子宮体がんとして分類される腫瘍には、2つの異なった発生部位から生じる悪性腫瘍があります。子宮体部の壁は、内側から内膜、筋層、漿膜(しょうまく)で構成されていて、子宮内膜から発生するものが「子宮内膜がん」、その他の筋層や間質細胞から発生するものが「子宮肉腫」と呼ばれます。子宮内膜がんが子宮体がんの95%以上を占めていて、子宮肉腫は非常にまれです。そのため、子宮体がんという場合は、子宮内膜がんを指すのが一般的です。ここでも、子宮内膜がんを子宮体がんとして解説していきます。
女性ホルモンのバランスの乱れが主な要因に
子宮体がんを発症する原因はまだ明らかにはなっていませんが、女性ホルモンのバランスの乱れが関係するものが多いと考えられています。早期から不正出血などの自覚症状が見られるため、放置せずに婦人科を受診すれば、早期発見・治療により治癒しやすい特徴があります。

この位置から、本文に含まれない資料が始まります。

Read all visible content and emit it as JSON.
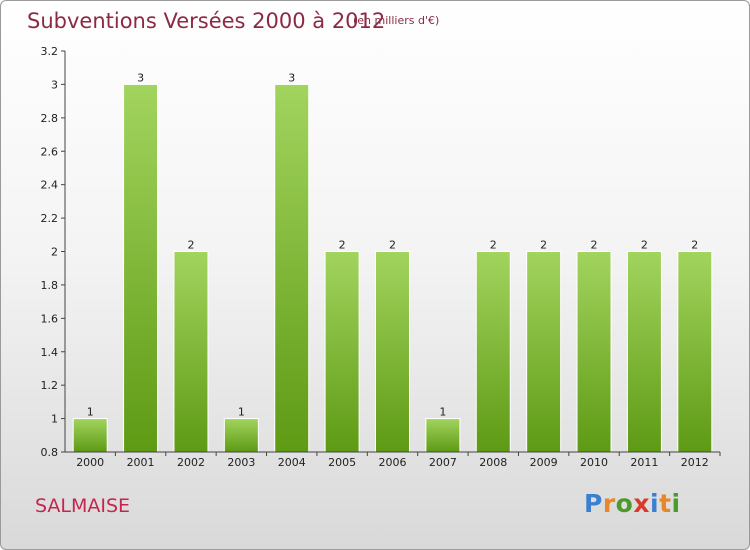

卵巣から分泌される女性ホルモンには、月経周期の前半に分泌される「エストロゲン(卵胞ホルモン)」と、後半に分泌される「プロゲステロン(黄体ホルモン)」の2つがあります。エストロゲンには子宮内膜を増殖させる働きがあり、プロゲステロンには子宮内膜の増殖を抑える働きがあります。この2つの女性ホルモンがバランスよく分泌されていると、月経周期が安定し排卵が起こります。
ところが、卵巣の働きが悪かったり、閉経が近くなったりすると、女性ホルモンのバランスが乱れ、排卵がうまく起こらなくなることがあります。そうなると、本来は排卵後に子宮内膜の増殖を抑えるプロゲステロンの分泌が減少し、一方のエストロゲンが相対的に過剰になり、子宮内膜が異常に増殖します。このような状態が長期間続くことが、子宮体がんの発生の要因になるといわれています。子宮体がんはこうした女性ホルモンのバランスが崩れやすい、閉経前後の50代~60代に多く見られます。
それに加え、近年では晩婚化、晩産化などの影響で、女性1人当たりの妊娠・出産回数が減っているため、エストロゲンにさらされる時期が長くなる傾向があります。妊娠中、授乳中は大量のプロゲステロンが分泌されるため、エストロゲンの分泌が抑えられているのです。そのため、子宮体がんは40代を中心とした閉経前の年代にも増えていて、若年化は今後も続くと予測されます。
また、ホルモンの関与が乏しく、比較的高齢で発症してくるタイプの子宮体がんの存在も知られており、このタイプは進行が速く難治性という特徴があります。